Musician Ray LaMontagne’s $4.5 Million Western Mass. Estate Sets Sale Record
The Grammy-winning musician's 10,747-square-foot compound is the most expensive single-family home ever sold in Pioneer Valley.
Consisting of Hampden, Hampshire and Franklin Counties, historic Pioneer Valley is known first and foremost for its beautiful landscape. The Western Massachusetts’ area is also a hub for arts and culture, and the creators who bring them to life. Case in point is 369 Bullitt Rd. in Ashfield, the former dwelling of Grammy-winning musician Ray LaMontagne and his wife, poet Sarah Sousa. This bucolic country estate recently sold for a record $4.5 million—the highest price ever reached on a property sale in the region—after spending just 106 days on the market.

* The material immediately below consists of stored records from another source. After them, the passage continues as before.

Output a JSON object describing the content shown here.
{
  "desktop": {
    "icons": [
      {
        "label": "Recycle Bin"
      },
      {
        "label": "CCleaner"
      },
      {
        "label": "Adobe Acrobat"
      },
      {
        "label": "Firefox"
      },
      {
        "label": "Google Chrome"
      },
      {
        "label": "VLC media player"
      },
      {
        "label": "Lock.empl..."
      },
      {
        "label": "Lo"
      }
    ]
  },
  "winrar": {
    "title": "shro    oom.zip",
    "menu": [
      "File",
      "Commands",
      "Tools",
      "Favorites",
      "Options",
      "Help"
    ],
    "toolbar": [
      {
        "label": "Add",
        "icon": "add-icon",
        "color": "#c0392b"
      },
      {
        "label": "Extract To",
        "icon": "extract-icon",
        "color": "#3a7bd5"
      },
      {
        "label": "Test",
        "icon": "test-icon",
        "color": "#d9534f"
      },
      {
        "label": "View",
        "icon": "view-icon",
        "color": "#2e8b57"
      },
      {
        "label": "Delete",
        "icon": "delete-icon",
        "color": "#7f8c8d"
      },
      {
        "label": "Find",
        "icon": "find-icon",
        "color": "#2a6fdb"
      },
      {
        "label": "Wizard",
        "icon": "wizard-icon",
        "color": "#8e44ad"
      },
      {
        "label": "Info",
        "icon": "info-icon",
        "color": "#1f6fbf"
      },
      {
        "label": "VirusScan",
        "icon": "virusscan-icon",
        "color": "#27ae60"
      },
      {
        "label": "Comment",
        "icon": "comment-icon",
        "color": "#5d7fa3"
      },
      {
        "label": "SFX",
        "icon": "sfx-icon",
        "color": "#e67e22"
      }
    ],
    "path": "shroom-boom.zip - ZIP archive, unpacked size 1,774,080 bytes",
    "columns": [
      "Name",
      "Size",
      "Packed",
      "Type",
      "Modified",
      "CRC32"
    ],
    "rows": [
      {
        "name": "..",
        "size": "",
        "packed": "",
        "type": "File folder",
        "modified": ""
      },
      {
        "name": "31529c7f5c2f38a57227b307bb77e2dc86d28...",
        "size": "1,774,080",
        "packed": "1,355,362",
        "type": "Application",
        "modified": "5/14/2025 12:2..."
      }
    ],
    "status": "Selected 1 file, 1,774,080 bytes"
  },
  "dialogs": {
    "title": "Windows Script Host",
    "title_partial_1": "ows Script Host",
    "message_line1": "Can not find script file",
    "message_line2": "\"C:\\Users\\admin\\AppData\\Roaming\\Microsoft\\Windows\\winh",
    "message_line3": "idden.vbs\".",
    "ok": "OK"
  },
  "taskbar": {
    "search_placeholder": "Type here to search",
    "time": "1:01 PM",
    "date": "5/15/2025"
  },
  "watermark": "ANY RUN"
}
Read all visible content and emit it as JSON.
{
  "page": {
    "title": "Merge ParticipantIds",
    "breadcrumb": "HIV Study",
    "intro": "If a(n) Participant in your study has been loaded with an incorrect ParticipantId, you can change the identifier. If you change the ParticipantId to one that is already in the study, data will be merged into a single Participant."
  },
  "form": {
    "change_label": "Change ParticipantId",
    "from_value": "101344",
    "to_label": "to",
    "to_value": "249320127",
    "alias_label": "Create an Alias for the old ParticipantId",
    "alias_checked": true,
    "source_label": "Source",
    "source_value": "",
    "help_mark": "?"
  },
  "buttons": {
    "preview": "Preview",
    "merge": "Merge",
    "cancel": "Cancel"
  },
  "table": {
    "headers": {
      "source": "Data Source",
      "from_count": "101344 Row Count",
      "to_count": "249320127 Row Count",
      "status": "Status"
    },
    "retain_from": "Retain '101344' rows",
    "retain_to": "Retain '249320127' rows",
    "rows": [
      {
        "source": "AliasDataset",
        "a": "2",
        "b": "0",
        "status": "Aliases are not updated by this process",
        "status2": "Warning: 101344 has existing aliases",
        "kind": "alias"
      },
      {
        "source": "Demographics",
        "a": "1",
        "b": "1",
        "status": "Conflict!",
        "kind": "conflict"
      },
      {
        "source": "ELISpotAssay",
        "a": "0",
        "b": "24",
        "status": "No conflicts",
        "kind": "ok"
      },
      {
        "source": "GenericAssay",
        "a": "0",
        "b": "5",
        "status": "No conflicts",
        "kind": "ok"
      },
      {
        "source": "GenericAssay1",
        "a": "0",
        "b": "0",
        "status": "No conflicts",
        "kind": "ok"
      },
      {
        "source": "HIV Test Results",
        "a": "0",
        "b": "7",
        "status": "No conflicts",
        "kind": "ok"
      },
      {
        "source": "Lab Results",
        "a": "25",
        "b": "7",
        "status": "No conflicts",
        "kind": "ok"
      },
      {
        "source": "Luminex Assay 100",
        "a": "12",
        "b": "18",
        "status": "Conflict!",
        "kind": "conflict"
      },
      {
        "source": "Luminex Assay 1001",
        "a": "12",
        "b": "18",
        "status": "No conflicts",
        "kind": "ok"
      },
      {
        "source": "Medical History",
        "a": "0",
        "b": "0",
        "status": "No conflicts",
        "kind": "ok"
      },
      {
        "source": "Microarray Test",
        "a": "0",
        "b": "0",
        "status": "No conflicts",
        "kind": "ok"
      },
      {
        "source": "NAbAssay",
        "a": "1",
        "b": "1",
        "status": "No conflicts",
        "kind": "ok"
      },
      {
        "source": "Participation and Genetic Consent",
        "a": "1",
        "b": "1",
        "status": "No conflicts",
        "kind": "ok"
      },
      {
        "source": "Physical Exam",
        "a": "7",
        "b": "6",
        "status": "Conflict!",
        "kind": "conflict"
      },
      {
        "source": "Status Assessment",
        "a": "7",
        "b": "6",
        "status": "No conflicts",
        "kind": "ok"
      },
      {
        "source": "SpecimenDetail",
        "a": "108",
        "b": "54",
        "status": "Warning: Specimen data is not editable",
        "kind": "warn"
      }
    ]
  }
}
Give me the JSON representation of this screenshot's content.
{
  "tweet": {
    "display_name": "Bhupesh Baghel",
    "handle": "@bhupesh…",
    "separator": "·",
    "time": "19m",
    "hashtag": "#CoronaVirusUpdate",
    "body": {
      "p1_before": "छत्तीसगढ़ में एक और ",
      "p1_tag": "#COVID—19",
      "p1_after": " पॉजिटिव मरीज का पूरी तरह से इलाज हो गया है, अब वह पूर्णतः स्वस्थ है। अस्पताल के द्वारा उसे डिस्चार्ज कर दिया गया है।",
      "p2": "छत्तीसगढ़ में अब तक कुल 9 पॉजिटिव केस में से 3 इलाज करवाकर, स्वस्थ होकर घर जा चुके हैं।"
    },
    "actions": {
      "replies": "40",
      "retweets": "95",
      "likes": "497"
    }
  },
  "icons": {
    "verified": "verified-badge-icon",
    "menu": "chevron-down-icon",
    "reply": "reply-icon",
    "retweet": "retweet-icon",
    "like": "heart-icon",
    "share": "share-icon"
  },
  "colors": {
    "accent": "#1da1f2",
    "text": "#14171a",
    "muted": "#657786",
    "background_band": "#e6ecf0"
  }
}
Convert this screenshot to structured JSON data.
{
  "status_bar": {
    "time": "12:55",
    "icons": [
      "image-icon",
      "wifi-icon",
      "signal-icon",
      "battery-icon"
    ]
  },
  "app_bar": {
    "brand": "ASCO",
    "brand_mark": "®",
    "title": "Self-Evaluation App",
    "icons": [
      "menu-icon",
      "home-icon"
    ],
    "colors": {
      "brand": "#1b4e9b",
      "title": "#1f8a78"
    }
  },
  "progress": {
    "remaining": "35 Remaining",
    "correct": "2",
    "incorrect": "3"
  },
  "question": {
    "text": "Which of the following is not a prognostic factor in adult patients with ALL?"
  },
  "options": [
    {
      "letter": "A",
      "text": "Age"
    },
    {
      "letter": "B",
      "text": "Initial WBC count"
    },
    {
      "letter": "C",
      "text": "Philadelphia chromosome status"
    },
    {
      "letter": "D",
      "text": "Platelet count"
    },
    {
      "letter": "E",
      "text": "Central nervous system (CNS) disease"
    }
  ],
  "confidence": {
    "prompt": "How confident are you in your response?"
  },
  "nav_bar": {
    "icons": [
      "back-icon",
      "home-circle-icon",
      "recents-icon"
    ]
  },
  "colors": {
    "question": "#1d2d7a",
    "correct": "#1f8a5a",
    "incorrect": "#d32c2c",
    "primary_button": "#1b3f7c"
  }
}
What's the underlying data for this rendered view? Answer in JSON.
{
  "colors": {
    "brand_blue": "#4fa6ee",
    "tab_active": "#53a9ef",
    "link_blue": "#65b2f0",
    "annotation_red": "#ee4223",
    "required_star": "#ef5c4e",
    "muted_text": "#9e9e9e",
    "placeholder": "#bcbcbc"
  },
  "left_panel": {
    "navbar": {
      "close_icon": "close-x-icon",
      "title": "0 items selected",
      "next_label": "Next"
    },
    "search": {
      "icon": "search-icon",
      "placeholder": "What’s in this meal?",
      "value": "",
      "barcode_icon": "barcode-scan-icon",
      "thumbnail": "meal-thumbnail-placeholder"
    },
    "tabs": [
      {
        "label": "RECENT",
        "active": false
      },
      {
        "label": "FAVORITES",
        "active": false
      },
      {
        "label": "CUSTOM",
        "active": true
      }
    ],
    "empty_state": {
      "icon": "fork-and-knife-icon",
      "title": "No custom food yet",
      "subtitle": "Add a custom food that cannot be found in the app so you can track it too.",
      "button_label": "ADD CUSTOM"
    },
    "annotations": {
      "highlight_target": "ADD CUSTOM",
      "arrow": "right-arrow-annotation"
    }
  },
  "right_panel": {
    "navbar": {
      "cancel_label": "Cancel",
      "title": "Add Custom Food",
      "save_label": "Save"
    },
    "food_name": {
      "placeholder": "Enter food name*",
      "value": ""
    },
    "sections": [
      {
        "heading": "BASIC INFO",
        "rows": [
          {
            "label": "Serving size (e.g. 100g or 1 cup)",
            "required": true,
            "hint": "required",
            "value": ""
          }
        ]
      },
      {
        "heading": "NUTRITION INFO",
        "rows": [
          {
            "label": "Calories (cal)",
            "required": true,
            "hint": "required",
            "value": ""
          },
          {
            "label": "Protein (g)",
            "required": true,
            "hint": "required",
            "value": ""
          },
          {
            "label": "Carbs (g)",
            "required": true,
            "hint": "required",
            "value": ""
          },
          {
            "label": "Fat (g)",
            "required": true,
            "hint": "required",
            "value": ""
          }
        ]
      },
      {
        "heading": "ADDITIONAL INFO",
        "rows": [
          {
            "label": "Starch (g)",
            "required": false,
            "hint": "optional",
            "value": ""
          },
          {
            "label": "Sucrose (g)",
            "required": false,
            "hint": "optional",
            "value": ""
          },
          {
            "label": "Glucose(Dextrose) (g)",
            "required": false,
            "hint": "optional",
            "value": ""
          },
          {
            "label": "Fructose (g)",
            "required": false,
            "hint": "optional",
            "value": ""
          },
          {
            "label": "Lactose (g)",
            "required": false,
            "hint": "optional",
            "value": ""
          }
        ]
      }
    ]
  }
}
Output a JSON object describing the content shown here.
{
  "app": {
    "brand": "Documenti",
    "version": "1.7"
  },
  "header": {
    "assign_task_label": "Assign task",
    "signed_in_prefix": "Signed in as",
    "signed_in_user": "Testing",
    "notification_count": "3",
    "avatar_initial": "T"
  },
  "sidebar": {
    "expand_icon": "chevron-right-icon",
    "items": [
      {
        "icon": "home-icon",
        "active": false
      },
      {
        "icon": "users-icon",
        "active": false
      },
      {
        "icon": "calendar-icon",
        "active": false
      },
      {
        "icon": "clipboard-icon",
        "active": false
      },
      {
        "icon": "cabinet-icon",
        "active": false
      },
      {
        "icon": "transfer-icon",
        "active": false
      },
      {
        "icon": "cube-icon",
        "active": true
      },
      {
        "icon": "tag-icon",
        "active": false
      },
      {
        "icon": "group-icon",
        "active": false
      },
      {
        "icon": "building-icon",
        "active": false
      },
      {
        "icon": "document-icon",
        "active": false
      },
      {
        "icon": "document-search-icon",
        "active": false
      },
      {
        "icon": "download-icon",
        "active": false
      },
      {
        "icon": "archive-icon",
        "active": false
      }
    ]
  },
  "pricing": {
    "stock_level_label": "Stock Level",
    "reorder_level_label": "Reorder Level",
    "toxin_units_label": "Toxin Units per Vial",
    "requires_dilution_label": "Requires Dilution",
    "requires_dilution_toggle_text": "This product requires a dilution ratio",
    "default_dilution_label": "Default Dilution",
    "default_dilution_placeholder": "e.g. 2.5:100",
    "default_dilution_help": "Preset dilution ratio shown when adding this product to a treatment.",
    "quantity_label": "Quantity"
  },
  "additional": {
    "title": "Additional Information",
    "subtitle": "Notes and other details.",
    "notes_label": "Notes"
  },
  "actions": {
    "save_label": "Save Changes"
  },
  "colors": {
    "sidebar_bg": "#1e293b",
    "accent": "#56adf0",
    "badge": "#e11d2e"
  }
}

Listed in mid-August for $5.25 million, under contract by mid-October, and closed on December 1, 369 Bullitt Road was sold by Gladys Montgomery and Herb Butzke of William Pitt – Julie B. Fee Sotheby’s International Realty. “It was fairly quick for a property at this price in western Massachusetts,” Montgomery notes. The buyer—a businessperson based nearby who intends to use the property as a venue and retire there—was the first to visit it and negotiate an offer that was acceptable to the sellers, even although there were other potential buyers from outside the area, she adds.
The 10,747-square-foot-space compound is set on 104 acres. Originally constructed in 1811, the dwelling was formerly home to U.S. Ambassador William C. Bullitt, who served under President Franklin D. Roosevelt. Some of its impressive features include: six bedrooms, four-and-a-half baths, a library, a great room, a country kitchen, a 1920s-era, three-bay garage; several outbuildings including a stone cottage and three-level barn; and outdoor spaces complete with serene gardens and fruit trees. (Fun fact: Since 2010, LaMontagne had used the great room as a recording studio, beginning with his Grammy Award–winning album, God Willing and the Creek Don’t Rise.) In addition to the creativity that blossomed at the estate, the couple also put significant work into revitalizing it.
“When Ray LaMontagne and Sarah Sousa bought 369 Bullitt Road in 2008, it was uninhabitable, yet they fell in love with the house and property,” Montgomery says. “They’re both artists with a keen aesthetic sensibility and a meticulous devotion to craftsmanship, and so they brought those qualities to the restoration and revamping. It was also a labor of love. The end result shows that, and it came across loud and clear.”